Sexe, mensonges, et réseau judiciaro-maçonnique

« Du rififi chez les maçons » Par par François Koch, le 30/10/2003


«Sexe, mensonges, maçonnerie et tribunaux.» Telle pourrait être l’affiche à peine racoleuse d’un film sur une affaire agitant depuis six ans le landerneau des francs-maçons, réputés pour leur sérénité beaucoup plus que pour leurs violentes querelles intestines. Leur amour de la discrétion trouve ses limites lorsque la haine de deux clans s’étale devant la justice profane. Le 6 novembre, à la 17e chambre correctionnelle de Paris, vont comparaître Marie-France Coquard, 59 ans, directrice d’un centre d’information et d’orientation parisien, grande maîtresse de la Grande Loge féminine de France (GLFF) de 1993 à 1996, exclue de l’obédience en juin dernier, et son mari, Alain Coquard, 57 ans, consultant, maçon au Grand Orient (GO). Elle a été élue conseillère municipale à Paris sur une liste Tiberi en 2001 et lui eut des responsabilités au PS et au cabinet d’un ministre au début des années 1980.

Qu’a fait ce couple sulfureux pour se retrouver sur le banc des accusés, pour faux en écriture privée et usage de faux, et dénonciation calomnieuse? Marie-France Coquard aurait dicté à son mari une «lettre anonyme» adressée le 10 juillet 1997 à Pierre Truche, alors premier président de la Cour de cassation, accusant Emmanuelle L., 50 ans, conseillère référendaire au sein de cette haute juridiction, d’avoir utilisé de manière peu déontologique son titre de magistrate, dans le cadre d’une consultation juridique interne à la GLFF et concernant un pourvoi en… cassation. Le courrier manuscrit révélait aussi l’appartenance maçonnique de la magistrate. Une raison supplémentaire pour qu’Emmanuelle L. ait pu ressentir un choc violent après l’appel téléphonique de son supérieur hiérarchique l’informant de l’arrivée de cette missive et des accusations qu’elle contenait.
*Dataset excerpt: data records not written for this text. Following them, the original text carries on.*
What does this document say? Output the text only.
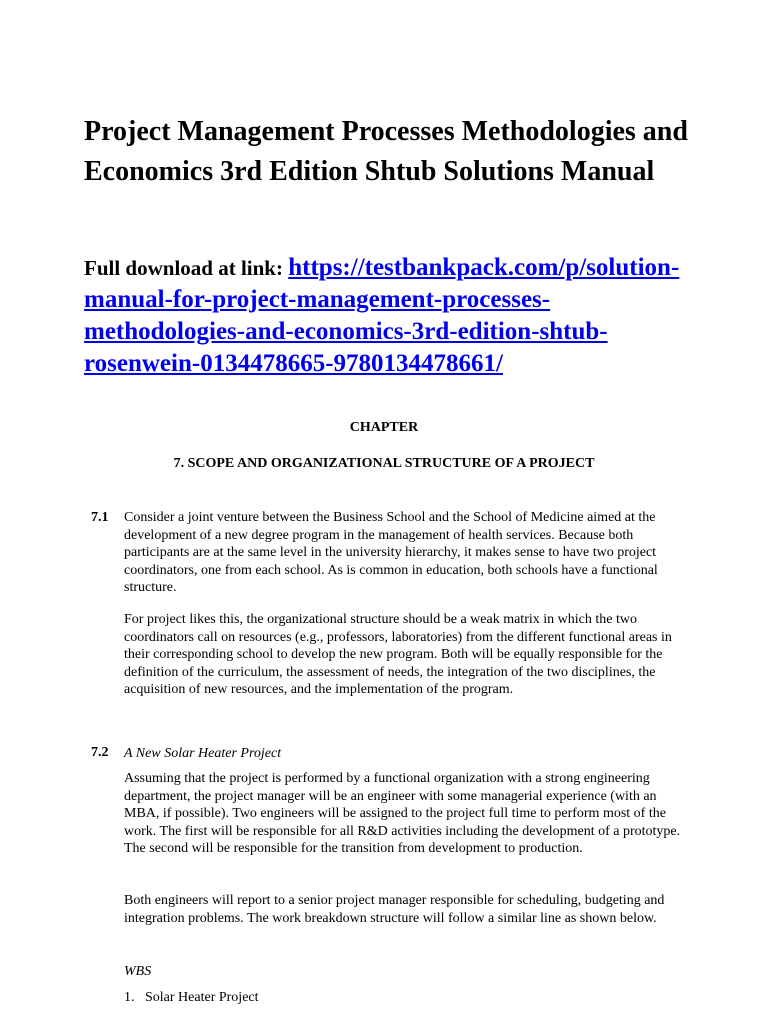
Project Management Processes Methodologies and Economics 3rd Edition Shtub Solutions Manual

Full download at link: https://testbankpack.com/p/solution-manual-for-project-management-processes-methodologies-and-economics-3rd-edition-shtub-rosenwein-0134478665-9780134478661/

CHAPTER

7. SCOPE AND ORGANIZATIONAL STRUCTURE OF A PROJECT

7.1 Consider a joint venture between the Business School and the School of Medicine aimed at the development of a new degree program in the management of health services. Because both participants are at the same level in the university hierarchy, it makes sense to have two project coordinators, one from each school. As is common in education, both schools have a functional structure.

For project likes this, the organizational structure should be a weak matrix in which the two coordinators call on resources (e.g., professors, laboratories) from the different functional areas in their corresponding school to develop the new program. Both will be equally responsible for the definition of the curriculum, the assessment of needs, the integration of the two disciplines, the acquisition of new resources, and the implementation of the program.

7.2 A New Solar Heater Project

Assuming that the project is performed by a functional organization with a strong engineering department, the project manager will be an engineer with some managerial experience (with an MBA, if possible). Two engineers will be assigned to the project full time to perform most of the work. The first will be responsible for all R&D activities including the development of a prototype. The second will be responsible for the transition from development to production.

Both engineers will report to a senior project manager responsible for scheduling, budgeting and integration problems. The work breakdown structure will follow a similar line as shown below.

WBS

1.   Solar Heater Project
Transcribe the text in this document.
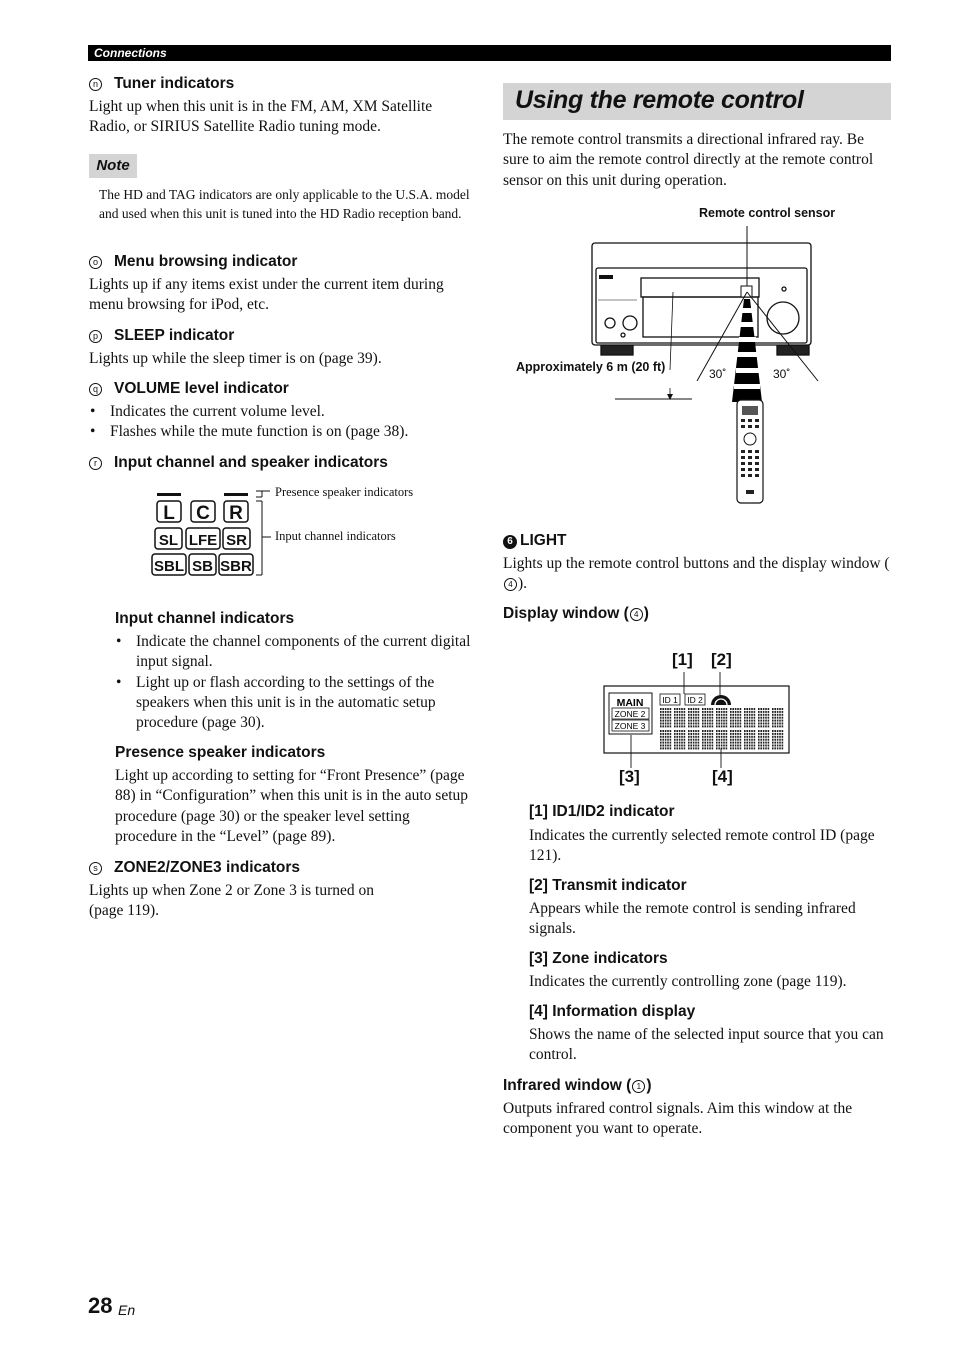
Connections
n Tuner indicators

Light up when this unit is in the FM, AM, XM Satellite Radio, or SIRIUS Satellite Radio tuning mode.

Note

The HD and TAG indicators are only applicable to the U.S.A. model and used when this unit is tuned into the HD Radio reception band.

o Menu browsing indicator

Lights up if any items exist under the current item during menu browsing for iPod, etc.

p SLEEP indicator

Lights up while the sleep timer is on (page 39).

q VOLUME level indicator
• Indicates the current volume level.
• Flashes while the mute function is on (page 38).
r Input channel and speaker indicators
L C R
SL LFE SR
SBL SB SBR
Presence speaker indicators
Input channel indicators
Input channel indicators
• Indicate the channel components of the current digital input signal.
• Light up or flash according to the settings of the speakers when this unit is in the automatic setup procedure (page 30).
Presence speaker indicators

Light up according to setting for “Front Presence” (page 88) in “Configuration” when this unit is in the auto setup procedure (page 30) or the speaker level setting procedure in the “Level” (page 89).

s ZONE2/ZONE3 indicators

Lights up when Zone 2 or Zone 3 is turned on
(page 119).

Using the remote control

The remote control transmits a directional infrared ray. Be sure to aim the remote control directly at the remote control sensor on this unit during operation.

Remote control sensor
Approximately 6 m (20 ft)	30˚	30˚
6 LIGHT

Lights up the remote control buttons and the display window (4 ).

Display window ( 4 )
[1] [2]
[3]	[4]
MAIN
ZONE 2
ZONE 3
ID 1 ID 2
[1] ID1/ID2 indicator

Indicates the currently selected remote control ID (page 121).

[2] Transmit indicator

Appears while the remote control is sending infrared signals.

[3] Zone indicators

Indicates the currently controlling zone (page 119).

[4] Information display

Shows the name of the selected input source that you can control.

Infrared window ( 1 )

Outputs infrared control signals. Aim this window at the component you want to operate.

28 En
Entraide et rancune sentimentale

Emmanuelle L. soupçonne immédiatement Marie-France Coquard. Elle confie une copie de la lettre anonyme à une sœur experte judiciaire en écriture, qui affirme: «Le scripteur est un homme!» Emmanuelle L. obtient alors des photocopies d’un chèque et d’une carte de visite sur laquelle Alain Coquard a griffonné quelques mots. Pour récupérer ces pièces, elle mobilise une autre sœur, un haut dignitaire du GO résidant en Eure-et-Loir – ancien mari de Marie-France Coquard – et le vénérable de l’atelier d’Alain Coquard à Bourg-en-Bresse! L’entraide maçonnique semble sans limite lorsqu’elle s’accompagne d’une rancune sentimentale.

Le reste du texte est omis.